The results, which are sure to come as a welcome surprise to those who are truly concerned about the possible adverse health effects of pesticide exposure, revealed a significantly lower rate of all-cause death as well as cancer death among the workers as compared to the general UK population. The decreased total death rate was down by an astounding 42 percent, and the lower cancer death rate was down an almost-as-amazing 28 percent. (Of course, as welcome as these results will be to public health devotees and farmers, those activists who obsessively attack the alleged toxicity of pesticides will now have to do some regrouping).
ACSH s Dr. Gilbert Ross pointed out some further details: This independent, large, well-done analysis may help to stem the anti-pesticide crusaders who routinely ignore the immense benefits that crop protection chemicals provide to farmers and, especially, to anyone who consumes agricultural products meaning everybody. The increased yields and higher quality of produce in America and the west is largely thanks to chemicals like chlorpyrifos, glyphosate, and atrazine tough names for people to remember, but why should they, when the bounty they enhance is on their dinner tables every day.

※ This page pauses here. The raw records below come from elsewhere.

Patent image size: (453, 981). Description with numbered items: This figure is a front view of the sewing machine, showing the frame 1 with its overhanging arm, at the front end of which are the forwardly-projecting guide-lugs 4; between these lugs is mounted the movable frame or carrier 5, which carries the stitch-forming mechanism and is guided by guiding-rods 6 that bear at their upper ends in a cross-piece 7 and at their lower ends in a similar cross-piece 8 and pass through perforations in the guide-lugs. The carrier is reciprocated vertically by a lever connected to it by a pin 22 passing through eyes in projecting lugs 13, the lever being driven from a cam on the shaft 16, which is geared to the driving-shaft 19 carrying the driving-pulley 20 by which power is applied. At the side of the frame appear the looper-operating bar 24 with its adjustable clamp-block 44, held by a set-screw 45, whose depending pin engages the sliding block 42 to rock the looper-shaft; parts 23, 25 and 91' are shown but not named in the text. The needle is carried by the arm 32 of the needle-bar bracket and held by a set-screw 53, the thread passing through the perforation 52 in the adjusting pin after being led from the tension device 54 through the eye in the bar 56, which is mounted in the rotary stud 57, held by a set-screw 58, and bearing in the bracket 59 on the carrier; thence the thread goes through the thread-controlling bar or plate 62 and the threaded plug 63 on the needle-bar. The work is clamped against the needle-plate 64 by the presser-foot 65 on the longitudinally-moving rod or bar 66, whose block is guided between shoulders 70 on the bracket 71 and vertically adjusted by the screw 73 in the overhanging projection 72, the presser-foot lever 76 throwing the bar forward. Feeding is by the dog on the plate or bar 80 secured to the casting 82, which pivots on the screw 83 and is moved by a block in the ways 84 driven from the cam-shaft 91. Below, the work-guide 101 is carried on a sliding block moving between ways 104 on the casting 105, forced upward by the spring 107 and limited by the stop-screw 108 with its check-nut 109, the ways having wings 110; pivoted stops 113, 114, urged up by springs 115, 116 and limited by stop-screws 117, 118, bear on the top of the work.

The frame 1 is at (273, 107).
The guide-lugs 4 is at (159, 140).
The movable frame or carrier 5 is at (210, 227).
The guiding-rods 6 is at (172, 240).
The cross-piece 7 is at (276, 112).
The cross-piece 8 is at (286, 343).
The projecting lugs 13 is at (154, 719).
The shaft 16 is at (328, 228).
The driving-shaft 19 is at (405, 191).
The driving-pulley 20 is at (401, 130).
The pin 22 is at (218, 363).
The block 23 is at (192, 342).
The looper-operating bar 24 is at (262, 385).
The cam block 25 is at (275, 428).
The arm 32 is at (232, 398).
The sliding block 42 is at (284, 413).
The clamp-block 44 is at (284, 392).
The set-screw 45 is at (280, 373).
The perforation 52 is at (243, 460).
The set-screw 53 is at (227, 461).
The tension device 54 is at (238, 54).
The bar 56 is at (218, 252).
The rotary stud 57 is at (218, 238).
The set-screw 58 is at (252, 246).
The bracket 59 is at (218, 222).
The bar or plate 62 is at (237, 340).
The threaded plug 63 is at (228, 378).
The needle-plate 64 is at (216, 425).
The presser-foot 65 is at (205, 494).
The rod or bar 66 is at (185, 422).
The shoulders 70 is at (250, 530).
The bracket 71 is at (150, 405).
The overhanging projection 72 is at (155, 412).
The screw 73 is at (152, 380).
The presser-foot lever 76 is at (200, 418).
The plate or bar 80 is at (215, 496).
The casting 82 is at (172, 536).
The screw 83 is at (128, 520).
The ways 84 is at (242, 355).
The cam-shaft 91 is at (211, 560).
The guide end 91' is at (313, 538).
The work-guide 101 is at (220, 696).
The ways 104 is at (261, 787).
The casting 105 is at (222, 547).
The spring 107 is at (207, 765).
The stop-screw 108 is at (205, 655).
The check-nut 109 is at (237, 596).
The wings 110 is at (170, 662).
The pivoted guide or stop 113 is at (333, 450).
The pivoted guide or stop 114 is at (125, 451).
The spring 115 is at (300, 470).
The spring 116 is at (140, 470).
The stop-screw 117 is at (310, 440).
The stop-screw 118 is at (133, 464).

Of course, since the UK study assessed many different outcomes, almost all of which came out to be no threat to health, it was still a statistical certainty that some adverse findings would be noted. I would bet that a number of the most cynical anti-chemical groups will try to fixate on those few and ignore the overall report s findings. It should also be noted that our recent publication, Pesticides and Health, had similar findings regarding the lack of health risk from common pesticide exposures.